According to the Telegraph, a notice posted in one affected store read: “Sorry, we’re having some availability issues which will be resolved shortly.” Pictures shared online show swathes of empty shelves and fridges, with some stores receiving limited or no fresh stock deliveries in recent days.
Co-op confirmed on Friday (2 May) that attackers had stolen personal data from a “substantial” number of customers.
In a letter to members sent Monday, CEO Shirine Khoury-Haq said a “limited amount” of member data had been compromised. “This is obviously extremely distressing for our colleagues and members, and I am very sorry this happened,” she said.

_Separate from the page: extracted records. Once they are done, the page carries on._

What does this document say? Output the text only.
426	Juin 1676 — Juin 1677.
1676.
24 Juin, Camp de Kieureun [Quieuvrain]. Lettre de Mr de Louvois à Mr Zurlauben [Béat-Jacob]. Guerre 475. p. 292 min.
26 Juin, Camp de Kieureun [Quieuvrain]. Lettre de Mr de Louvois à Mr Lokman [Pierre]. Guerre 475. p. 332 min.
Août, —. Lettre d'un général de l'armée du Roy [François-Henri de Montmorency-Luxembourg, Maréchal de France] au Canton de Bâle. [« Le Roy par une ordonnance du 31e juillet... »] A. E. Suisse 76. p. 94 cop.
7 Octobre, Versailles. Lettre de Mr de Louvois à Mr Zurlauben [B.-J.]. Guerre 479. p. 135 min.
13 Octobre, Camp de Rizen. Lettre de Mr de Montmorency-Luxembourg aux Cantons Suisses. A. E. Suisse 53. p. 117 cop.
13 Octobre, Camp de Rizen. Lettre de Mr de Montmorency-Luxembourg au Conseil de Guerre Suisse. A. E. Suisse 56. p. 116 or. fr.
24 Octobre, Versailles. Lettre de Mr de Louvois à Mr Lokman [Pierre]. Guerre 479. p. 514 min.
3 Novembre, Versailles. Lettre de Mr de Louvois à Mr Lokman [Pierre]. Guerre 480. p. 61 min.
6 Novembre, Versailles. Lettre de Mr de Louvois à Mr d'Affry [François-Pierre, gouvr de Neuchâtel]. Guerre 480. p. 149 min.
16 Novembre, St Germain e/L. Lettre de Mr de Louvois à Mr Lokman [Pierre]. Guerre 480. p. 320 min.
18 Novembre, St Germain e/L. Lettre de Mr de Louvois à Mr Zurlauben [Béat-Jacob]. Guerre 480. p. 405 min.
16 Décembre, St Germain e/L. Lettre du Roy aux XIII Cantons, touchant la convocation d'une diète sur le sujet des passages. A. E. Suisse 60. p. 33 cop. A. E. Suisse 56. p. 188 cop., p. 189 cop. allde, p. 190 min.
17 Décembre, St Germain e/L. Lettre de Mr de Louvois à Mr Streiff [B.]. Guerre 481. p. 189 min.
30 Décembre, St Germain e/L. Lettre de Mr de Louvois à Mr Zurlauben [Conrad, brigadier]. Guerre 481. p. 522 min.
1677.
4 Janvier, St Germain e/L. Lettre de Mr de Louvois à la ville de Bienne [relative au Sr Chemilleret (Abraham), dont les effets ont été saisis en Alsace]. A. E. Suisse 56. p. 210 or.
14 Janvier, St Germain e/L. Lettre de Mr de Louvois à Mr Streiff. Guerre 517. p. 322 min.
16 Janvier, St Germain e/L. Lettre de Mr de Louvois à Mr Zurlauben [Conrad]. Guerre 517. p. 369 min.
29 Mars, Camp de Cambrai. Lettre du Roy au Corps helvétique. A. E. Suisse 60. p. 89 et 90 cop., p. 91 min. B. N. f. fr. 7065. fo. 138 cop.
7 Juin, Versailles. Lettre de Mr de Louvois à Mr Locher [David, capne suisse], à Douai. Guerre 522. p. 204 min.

The retailer said it was working closely with the National Cyber Security Centre (NCSC) and National Crime Agency to investigate the breach. It also urged customers to remain vigilant against suspicious emails or phone calls.
-
Related Story
-
The attack, believed to involve ransomware, is part of a wider wave of cyber threats currently impacting UK retail. M&S has faced more than two weeks of online disruption, while Harrods recently thwarted an attempted intrusion.
According to reports, hacking groups Dragonforce and Scattered Spider—allegedly composed of British and US teenagers—are believed to be behind the Co-op and M&S breaches. Co-op’s own cybersecurity lead was reportedly contacted directly by hackers through an internal chat platform.
In a statement, a Co-op spokesperson said: “All our stores are open and trading however, due to the sustained malicious attempts by hackers to access our systems, we have taken proactive steps to keep our systems safe, which is temporarily impacting our colleagues’ ability to perform their roles and how many deliveries we can make to our stores.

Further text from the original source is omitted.